Criaram? Professores param aulas após agressão e criam caos em escola

Incidentes aconteceram na Escola Básica 2.3 Ruy d’Andrade, no Entroncamento.

 

Esta terça feira, dia 29, o pai de um aluno da Escola Dr Ruy de Andrade no Entroncamento terá agredido uma professora, depois do filho se ter queixado de esta o ter agredido.

Segundo conseguimos apurar a professora terá separado dois alunos que se envolveram em zaragata na terça feira, sendo que um deles comunicou ao pai que a professora lhe bateu, ao que este se dirigiu à Escola, procurou a professora, e tê-la-à agredido.

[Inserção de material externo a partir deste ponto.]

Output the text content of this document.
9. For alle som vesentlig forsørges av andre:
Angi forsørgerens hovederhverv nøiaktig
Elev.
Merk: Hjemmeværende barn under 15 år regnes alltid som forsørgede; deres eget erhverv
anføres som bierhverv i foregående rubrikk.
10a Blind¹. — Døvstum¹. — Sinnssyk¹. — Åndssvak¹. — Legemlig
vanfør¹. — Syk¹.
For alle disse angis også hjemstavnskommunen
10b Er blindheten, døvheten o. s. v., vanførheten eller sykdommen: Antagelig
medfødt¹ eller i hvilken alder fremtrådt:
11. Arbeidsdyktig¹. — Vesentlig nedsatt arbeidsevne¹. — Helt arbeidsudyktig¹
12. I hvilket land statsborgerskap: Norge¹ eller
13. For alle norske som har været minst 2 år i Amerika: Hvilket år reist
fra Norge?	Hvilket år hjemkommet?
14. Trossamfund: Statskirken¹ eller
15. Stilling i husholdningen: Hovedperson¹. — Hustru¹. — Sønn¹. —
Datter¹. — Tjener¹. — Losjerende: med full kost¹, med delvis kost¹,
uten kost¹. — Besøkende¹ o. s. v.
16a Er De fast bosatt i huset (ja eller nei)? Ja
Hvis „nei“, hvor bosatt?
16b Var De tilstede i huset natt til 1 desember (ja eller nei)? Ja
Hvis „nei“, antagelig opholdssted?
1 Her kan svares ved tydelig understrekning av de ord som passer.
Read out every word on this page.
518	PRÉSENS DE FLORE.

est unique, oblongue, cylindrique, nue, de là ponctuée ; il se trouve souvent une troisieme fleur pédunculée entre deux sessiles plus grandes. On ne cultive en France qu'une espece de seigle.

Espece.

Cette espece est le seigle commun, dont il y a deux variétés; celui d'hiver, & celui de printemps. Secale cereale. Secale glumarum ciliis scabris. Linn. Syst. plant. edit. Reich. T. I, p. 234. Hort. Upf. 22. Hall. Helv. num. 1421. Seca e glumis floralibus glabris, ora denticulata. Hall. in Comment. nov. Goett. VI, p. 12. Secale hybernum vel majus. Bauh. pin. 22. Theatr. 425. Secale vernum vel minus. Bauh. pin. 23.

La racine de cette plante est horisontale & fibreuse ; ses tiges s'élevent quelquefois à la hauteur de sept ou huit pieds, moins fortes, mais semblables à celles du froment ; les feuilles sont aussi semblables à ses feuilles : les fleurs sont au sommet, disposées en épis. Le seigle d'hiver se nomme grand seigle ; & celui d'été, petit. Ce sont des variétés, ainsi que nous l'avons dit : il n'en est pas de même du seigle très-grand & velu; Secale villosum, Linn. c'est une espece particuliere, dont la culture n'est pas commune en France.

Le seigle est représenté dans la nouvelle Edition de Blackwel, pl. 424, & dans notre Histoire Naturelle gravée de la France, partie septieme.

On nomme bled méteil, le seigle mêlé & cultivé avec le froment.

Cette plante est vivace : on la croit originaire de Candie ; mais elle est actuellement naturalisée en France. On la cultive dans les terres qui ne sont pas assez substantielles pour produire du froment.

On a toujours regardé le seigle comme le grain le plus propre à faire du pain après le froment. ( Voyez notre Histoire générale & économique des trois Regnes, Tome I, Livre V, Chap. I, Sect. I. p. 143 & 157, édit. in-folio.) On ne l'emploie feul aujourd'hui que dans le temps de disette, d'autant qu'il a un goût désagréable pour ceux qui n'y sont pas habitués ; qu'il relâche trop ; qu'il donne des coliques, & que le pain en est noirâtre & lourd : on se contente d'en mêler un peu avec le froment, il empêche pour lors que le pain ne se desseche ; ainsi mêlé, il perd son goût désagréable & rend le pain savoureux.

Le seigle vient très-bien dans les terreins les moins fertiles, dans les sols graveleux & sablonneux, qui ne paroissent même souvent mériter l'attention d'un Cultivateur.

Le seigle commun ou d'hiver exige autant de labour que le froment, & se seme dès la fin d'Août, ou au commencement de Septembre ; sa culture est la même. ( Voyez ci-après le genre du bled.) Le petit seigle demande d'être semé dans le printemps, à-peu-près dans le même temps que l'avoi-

A PSP foi chamada ao local e tomou conta da ocorrência, tendo esta manhã marcado presença na abertura da Escola para precaver qualquer situação anormal, o que não se veio a verificar.

As aulas decorreram normalmente até ao meio da manhã, altura em que as aulas foram interrompidas para a realização de uma reunião com os professores e a Direção do Agrupamento.

Durante este período sem aulas, os alunos começaram a espalhar o boato, através de SMS para os pais, de que haveriam alunos com armas na Escola, o que viria a motivar uma correria de pais em pânico para levarem os filhos para casa.

O EOL tentou falar com a Direção do Agrupamento de Escolas Cidade do Entroncamento, que não se mostrou disponível para prestar declarações.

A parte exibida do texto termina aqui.